I'm not convinced. Raw single-thread number crunching performance is somewhere around _two to three fold_, clock-for-clock, on Intel x86, over that of 10-15 years ago. What methodology do you use to attribute only a fraction of those gains to language optimizers? And even if you are correct, why is it meaningful? Who is going to have invested energy in optimising the shit out of mundane codegen when hardware performance will have just come and stolen your thunder a few months later?

The problem we have now is that CPUs are gaining ever more complex behaviour, peculiarities, and sensitivities. I'd say compiler engineering is far from a "solved problem", even for statically-typed languages.

1 comments

> The problem we have now is that CPUs are gaining ever more complex behaviour, peculiarities, and sensitivities.

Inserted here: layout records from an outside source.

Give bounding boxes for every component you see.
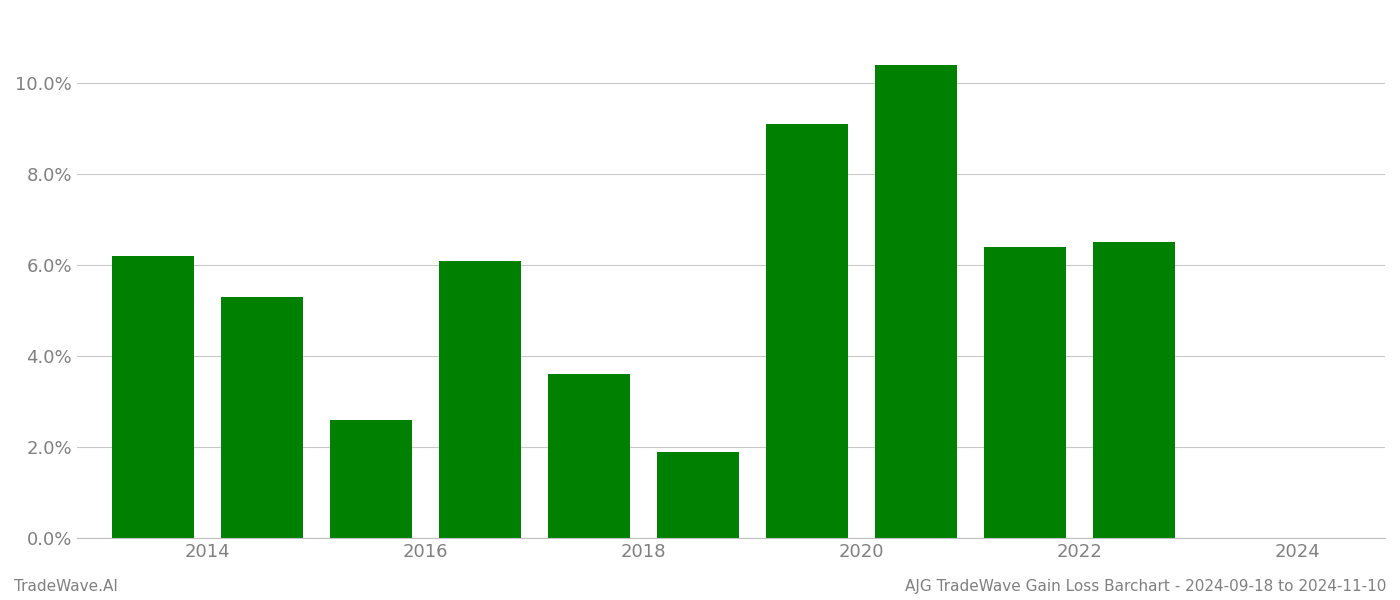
Bar — [440, 260, 521, 538]
Text: AJG TradeWave Gain Loss Barchart - 2024-09-18 to 2024-11-10: AJG TradeWave Gain Loss Barchart - 2024-… — [904, 579, 1386, 594]
Bar — [766, 124, 848, 538]
Bar — [221, 297, 302, 538]
Bar — [984, 247, 1065, 538]
Bar — [657, 452, 739, 538]
Bar — [549, 374, 630, 538]
Text: TradeWave.AI: TradeWave.AI — [14, 579, 118, 594]
Bar — [112, 256, 193, 538]
Bar — [1093, 242, 1175, 538]
Bar — [875, 65, 958, 538]
Bar — [330, 420, 412, 538]
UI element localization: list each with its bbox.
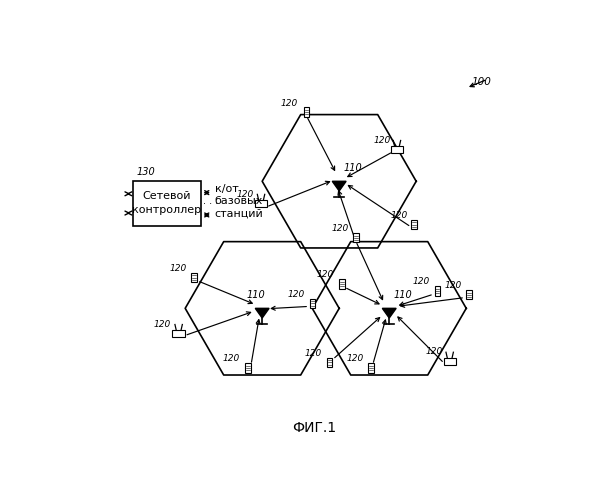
Text: 120: 120 [169,264,186,273]
Text: контроллер: контроллер [132,204,202,214]
Bar [444,358,456,364]
Text: 120: 120 [374,136,391,144]
Text: 120: 120 [236,190,253,198]
Polygon shape [332,182,346,191]
Text: 130: 130 [136,168,155,177]
Text: 120: 120 [413,278,430,286]
Text: · · ·: · · · [202,199,218,209]
Text: 120: 120 [332,224,349,233]
Bar [310,298,316,308]
Text: 120: 120 [223,354,240,364]
Bar [411,220,417,230]
Polygon shape [255,308,269,318]
Bar [368,364,374,372]
Polygon shape [383,308,396,318]
Text: станций: станций [215,208,264,218]
Text: 120: 120 [154,320,171,328]
Text: 120: 120 [346,354,364,364]
Text: 120: 120 [425,348,443,356]
Bar [390,146,403,153]
Bar [353,233,359,242]
Bar [255,200,267,206]
Text: 100: 100 [471,78,491,88]
Text: 120: 120 [287,290,305,298]
Bar [327,358,332,367]
Text: 120: 120 [444,281,462,290]
Bar [191,273,197,282]
Text: 110: 110 [247,290,265,300]
Text: 120: 120 [281,99,298,108]
Bar [303,108,309,116]
Text: 120: 120 [390,211,407,220]
Text: ФИГ.1: ФИГ.1 [292,422,336,436]
Bar [466,290,472,300]
Text: 110: 110 [344,163,362,173]
Text: Сетевой: Сетевой [143,192,191,202]
Text: базовых: базовых [215,196,263,206]
Bar [339,280,345,288]
Text: 120: 120 [317,270,334,280]
Text: к/от: к/от [215,184,238,194]
Bar [172,330,185,337]
Text: 110: 110 [394,290,413,300]
Bar [245,364,251,372]
Bar [435,286,440,296]
Text: 120: 120 [305,348,322,358]
Bar [133,182,200,226]
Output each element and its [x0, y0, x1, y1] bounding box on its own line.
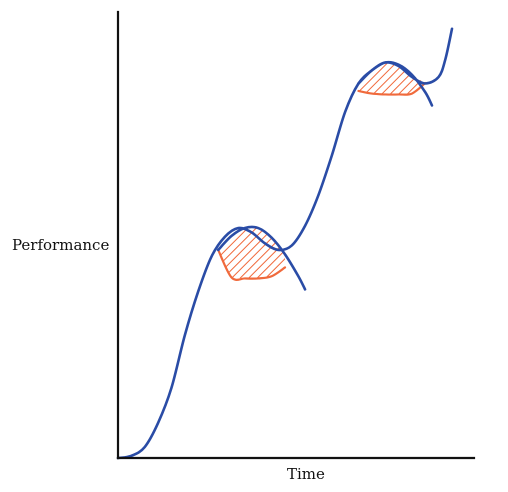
overlay-curve-1 — [216, 225, 307, 291]
shaded-region-2-lower-boundary — [357, 81, 427, 96]
main-performance-curve — [116, 27, 454, 460]
shaded-region-1 — [218, 228, 285, 279]
overlay-curve-2 — [357, 60, 434, 107]
y-axis-label: Performance — [12, 236, 109, 254]
x-axis-label: Time — [287, 465, 325, 483]
chart-marks — [116, 27, 454, 460]
shaded-region-2 — [358, 62, 426, 95]
shaded-region-1-lower-boundary — [217, 248, 287, 281]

With mainstream CPUs, exactly the opposite is happening. CPUs are getting more complex under the hood, but less sensitive to code quality. For example, a lot of the scheduling hazards in the P6 microarchitecture have been eliminated in subsequent iterations. Branch delay slots are a thing of the distant past, so are pipeline bubbles for taken branches, indirect branch prediction is extremely capable, even the penalty on unaligned accesses is minimal.

Well, sure, but SIMD more than compensates for all of that, given how hard autovectorization is. In fact, I think with things like AVX and NEON becoming ubiquitous, you can get more benefit out of writing in assembly (or intrinsics) than any time I can think of in the past 10 years.